Князь тоже кивнул в ответ, подтверждая правоту умных слов. Разгладил коротко стриженную бороду и вислые, в рыжину, усы.
Я уже знал, князь Добруж, сын Добрыни, владетель гарда Юрича и всех окрестных земель, имеет славу одного из самых знатных и сильных владетелей среди лесных ярлов-князей Поэтому я внимательно наблюдал за ним, пытаясь понять, что он за человек, этот князь, молва о богатстве и силе которого вышла далеко за пределы его угодий.
С первого взгляда он казался невидным мужчиной. Роста скорее маленького, чем большого, сложения – не крупного, костью – тонкий. Издалека он даже мог показаться подростком, еще не набравшим твердую, мужскую стать. Движения у него были быстрые, шаг стремительный, а в беге он, наверно, мог поспорить с самим Харальдом Резвым, пешим догоняющим лошадь. Вблизи он, конечно, уже не казался таким недомерком. Наоборот, оставлял впечатление бывалого воина, без трепета идущего на любую сечу. Его сухое, костистое лицо украшало несколько почетных боевых шрамов, а зеленовато-голубые глаза, похожие цветом на морскую волну, смотрели вокруг спокойно, спрятавшись за умным прищуром.
Еще князь Добруж был известен своей мужской неутомимостью. Жена, по здешним обычаям, была у него одна, зато для своих наложниц он выстроил уже несколько высоких бревенчатых теремов, и число их все увеличивалось. Как и количество его пащенков, бегающих по Юричу. Смазливых девок он собирал везде, не жалея ни монет, ни времени. Заманивал добром, покупал, крал или уводил силой. Его соседи всегда помнили, какой наилучший подарок князю, и дружинники его хорошо знали, что везти князю из дальних набегов. А он в ответ награждал их теми девками, которые самому надоели. Так что, кроме воинской рати, в гарде Юриче кормилась еще одна рать, визгливая и пищащая. Интересно, какие куски достаются его жене при таком изобилии вокруг князя сладкого мяса, помню, смеялись между собой мои воины.

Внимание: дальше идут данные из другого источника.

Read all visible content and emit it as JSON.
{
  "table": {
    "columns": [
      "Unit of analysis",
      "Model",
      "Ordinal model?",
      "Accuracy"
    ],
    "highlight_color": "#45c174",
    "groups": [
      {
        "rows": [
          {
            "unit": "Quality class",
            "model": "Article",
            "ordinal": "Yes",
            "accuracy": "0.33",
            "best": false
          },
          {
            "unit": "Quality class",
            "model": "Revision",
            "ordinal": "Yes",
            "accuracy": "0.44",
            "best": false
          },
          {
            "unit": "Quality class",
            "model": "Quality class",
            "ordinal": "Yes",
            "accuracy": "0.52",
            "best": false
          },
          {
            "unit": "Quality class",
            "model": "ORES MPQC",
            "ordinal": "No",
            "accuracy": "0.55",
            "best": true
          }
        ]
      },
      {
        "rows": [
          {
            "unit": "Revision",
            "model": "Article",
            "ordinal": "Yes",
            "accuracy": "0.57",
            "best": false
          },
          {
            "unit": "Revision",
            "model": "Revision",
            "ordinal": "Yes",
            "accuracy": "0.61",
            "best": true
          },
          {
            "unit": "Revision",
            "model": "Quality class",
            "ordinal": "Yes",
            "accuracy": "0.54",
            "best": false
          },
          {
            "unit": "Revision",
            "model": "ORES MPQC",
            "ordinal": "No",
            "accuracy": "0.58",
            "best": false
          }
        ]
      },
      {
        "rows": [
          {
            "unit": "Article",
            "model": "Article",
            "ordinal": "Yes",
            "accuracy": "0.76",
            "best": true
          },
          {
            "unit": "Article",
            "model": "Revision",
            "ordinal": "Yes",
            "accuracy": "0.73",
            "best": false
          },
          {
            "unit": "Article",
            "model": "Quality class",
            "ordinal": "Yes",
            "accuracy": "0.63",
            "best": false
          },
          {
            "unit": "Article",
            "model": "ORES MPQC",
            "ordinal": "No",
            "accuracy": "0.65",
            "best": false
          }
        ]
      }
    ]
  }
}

Я уже знал, начало его владениям положил отец, князь Добрыня, который пришел с дружиной откуда-то из южных земель, взял приступом Юрич, зарубил предыдущего князя и сам сел на княжение. Потом, перед смертью, посадил на свое место любимого сына, которого отличал среди прочих за ум и ловкость. На княжьем троне молодой Добруж не растерялся, приказал перерезать всех своих братьев, чтоб не было больше охотников на его стол. После сделанного начал править спокойно.
Я знал, князь со своей дружиной давно уже расширил пределы отцовских угодий. Собирал дань с поличей, и с оличей, и с витичей, и с косинов, и даже с яминов, что жили совсем далеко. Все местные племена ходили у него в данниках. Богатый князь. И умный князь, не жалеет расходов на дружину, число которой доходило в обильные годы до двух сотен конных воинов и шести, а то и семи сотен пеших. Я и это уже узнал.
Крепкий князь, непросто будет расколоть его, как лесной орех, мечом отворить двери в его кладовые и закрома, прикидывал я в уме. Именно поэтому так внимательно смотрел на князя. Прикидывал, что за человек… Хитрый человек, опасный и коварный, как змея, притаившаяся под корягой… Такой может ждать долго, а чтобы укусить – выберет самое подходящее время и нападет со спины.